Shirley Temple was 6 years old when "Bright Eyes" premiered on this day in 1934. She had already made more than two dozen movies, many of them one– and two–reelers, but 1934 was her breakthrough year as a featured performer.

"Bright Eyes" wasn't her breakthrough movie — that was "Stand Up and Cheer!" which made its debut nearly eight months earlier — but it did introduce the public to the song with which Temple was most closely associated, "On the Good Ship Lollipop."

The movie began with Shirley and her movie mom (Lois Wilson) living in an affluent household. Shirley's mom wasn't a member of the family. She was a maid, widow of an airplane pilot who "cracked up." Most of the family members were insufferable snobs — except for wheelchair–bound Uncle Ned (Charles Sellon), the wealthy patriarch.

Shirley and her mom were still close to the other pilots, especially Loop (James Dunn), who was Shirley's godfather, and it was while riding in an airplane with those pilots that Shirley first sang "On the Good Ship Lollipop."

The story took place around Christmas. Shirley went off with her pilot friends; the plan was for her mother to join them later, but she was hit by a car while crossing a street and died. Loop took Shirley up in an airplane and broke the news to her in the clouds.

I haven't seen all of Temple's movies. But I gather it was a rather familiar formula that may well have been introduced for the first time in "Bright Eyes." Temple was cute and endearing while the other children around her were, well, less so.

There was only one other child in "Bright Eyes," a bratty little girl named Joy.

She was played by an actress named Jane Withers, who went on to a pretty lucrative adult career as Josephine the Plumber pitching Comet cleanser on TV in the 1960s and 1970s.

As I understand it, Withers was quite popular as a child star, too. She had bit parts in about half a dozen movies in the early 1930s, then she landed a part in "Bright Eyes."

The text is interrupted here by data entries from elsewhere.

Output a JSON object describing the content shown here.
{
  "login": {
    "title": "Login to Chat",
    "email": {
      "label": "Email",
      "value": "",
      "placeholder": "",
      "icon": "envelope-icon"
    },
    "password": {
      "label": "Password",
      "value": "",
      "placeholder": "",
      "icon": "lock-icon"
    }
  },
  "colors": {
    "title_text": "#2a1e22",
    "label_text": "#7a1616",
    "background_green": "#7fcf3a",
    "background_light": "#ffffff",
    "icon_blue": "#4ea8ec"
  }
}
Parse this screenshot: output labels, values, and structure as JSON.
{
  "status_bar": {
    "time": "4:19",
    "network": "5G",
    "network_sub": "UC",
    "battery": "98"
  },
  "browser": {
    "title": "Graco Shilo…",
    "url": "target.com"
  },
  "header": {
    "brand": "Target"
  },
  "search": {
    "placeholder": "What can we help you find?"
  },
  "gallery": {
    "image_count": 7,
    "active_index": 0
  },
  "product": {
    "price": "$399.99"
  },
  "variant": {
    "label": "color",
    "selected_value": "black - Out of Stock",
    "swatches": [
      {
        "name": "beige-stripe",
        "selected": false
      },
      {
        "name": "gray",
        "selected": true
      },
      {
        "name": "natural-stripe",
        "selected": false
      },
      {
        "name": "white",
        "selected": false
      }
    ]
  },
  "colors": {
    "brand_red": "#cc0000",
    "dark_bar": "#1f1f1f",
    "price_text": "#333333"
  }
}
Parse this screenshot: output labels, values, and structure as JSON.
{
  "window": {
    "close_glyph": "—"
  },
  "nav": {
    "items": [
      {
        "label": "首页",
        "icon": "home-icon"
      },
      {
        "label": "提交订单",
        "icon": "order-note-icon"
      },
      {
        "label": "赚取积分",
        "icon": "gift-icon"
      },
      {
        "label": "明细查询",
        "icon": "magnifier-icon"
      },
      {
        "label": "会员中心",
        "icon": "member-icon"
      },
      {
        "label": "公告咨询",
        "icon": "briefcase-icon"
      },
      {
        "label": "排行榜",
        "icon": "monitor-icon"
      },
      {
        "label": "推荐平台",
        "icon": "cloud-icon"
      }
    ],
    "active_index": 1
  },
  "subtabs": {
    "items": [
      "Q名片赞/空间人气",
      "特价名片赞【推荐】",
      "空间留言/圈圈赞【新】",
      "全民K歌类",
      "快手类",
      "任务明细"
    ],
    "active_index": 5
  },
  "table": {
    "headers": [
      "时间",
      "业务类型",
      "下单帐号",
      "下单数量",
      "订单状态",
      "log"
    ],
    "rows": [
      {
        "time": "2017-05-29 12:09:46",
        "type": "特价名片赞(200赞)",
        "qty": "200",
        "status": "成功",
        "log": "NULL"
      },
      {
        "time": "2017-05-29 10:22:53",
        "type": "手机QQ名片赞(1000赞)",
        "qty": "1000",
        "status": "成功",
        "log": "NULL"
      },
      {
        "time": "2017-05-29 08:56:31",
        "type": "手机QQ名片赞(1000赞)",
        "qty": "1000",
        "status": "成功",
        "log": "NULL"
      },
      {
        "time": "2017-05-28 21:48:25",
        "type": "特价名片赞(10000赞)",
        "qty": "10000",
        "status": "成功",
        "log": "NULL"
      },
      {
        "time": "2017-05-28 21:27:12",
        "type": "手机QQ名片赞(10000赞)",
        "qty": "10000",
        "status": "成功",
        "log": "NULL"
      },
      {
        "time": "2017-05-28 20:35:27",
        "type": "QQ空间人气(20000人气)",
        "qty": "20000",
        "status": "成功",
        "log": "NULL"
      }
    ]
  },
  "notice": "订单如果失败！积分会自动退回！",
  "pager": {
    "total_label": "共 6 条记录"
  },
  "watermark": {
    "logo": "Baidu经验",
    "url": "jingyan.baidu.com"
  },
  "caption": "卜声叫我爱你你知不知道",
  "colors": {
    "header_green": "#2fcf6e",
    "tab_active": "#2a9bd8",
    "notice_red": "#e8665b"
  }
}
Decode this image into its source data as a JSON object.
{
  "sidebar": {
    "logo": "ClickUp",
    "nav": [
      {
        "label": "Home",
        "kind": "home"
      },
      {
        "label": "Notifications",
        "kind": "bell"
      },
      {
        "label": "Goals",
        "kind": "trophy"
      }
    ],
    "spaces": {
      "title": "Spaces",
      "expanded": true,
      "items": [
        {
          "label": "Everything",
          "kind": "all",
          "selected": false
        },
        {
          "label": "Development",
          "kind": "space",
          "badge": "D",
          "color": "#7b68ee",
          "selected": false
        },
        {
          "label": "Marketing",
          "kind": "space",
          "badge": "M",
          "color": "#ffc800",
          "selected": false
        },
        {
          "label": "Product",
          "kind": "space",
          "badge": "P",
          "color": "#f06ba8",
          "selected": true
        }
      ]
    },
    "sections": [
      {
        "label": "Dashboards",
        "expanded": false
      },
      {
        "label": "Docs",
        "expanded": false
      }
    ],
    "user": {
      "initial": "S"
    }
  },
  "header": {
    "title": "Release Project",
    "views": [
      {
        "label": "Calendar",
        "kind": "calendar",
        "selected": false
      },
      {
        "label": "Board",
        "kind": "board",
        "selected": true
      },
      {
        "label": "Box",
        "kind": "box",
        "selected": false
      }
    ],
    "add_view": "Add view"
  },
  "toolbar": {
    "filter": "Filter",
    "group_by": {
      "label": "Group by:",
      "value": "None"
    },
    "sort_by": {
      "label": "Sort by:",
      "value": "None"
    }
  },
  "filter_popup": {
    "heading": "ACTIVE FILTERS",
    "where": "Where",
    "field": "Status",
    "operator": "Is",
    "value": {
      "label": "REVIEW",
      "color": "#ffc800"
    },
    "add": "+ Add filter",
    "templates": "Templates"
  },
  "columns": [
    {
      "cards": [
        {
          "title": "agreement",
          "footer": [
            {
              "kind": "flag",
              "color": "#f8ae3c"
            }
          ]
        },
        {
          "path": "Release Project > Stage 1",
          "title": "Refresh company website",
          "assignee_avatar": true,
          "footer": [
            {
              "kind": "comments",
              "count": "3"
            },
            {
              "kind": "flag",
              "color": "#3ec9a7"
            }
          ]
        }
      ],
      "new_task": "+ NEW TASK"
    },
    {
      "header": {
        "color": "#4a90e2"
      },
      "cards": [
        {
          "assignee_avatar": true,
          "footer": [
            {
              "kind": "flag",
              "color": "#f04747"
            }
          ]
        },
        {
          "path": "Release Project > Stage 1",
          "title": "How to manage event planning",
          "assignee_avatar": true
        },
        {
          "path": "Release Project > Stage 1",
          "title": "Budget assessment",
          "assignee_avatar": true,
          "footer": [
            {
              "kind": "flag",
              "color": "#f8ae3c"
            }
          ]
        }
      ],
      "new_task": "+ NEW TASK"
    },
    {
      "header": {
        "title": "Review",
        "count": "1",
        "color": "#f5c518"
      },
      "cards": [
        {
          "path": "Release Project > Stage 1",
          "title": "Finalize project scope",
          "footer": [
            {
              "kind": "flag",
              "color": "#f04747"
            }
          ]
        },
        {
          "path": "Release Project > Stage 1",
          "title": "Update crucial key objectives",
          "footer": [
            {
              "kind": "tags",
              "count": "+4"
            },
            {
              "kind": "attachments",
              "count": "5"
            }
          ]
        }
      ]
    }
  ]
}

My understanding is that she was reluctant to take the part because she had to be so hateful to Temple's character. It was her big break, though; she went on to make more than two dozen movies in the 1930s and another 16 in the 1940s, usually playing characters that were friendier and more innocent than the one she played in "Bright Eyes."

Sounds like a real Hollywood success story, doesn't it? Well, don't make the mistake of thinking that Withers has led a completely charmed life. She has had her difficult days, too. She lost her husband in a plane crash and her son to cancer.

She and Temple were not exactly friends when they made "Bright Eyes," but they did become friends later and remained friends throughout their adult lives.

When Temple died in February, Withers told The Hollywood Reporter that "[i]f it hadn't been for Shirley Temple being the cutest, most adorable little girl in the world, and they needed an opposite — and, boy, I sure was it — in Bright Eyes, I might've ended up selling hats in Atlanta, Georgia, my hometown, or something else. ... I can't say enough good things about her."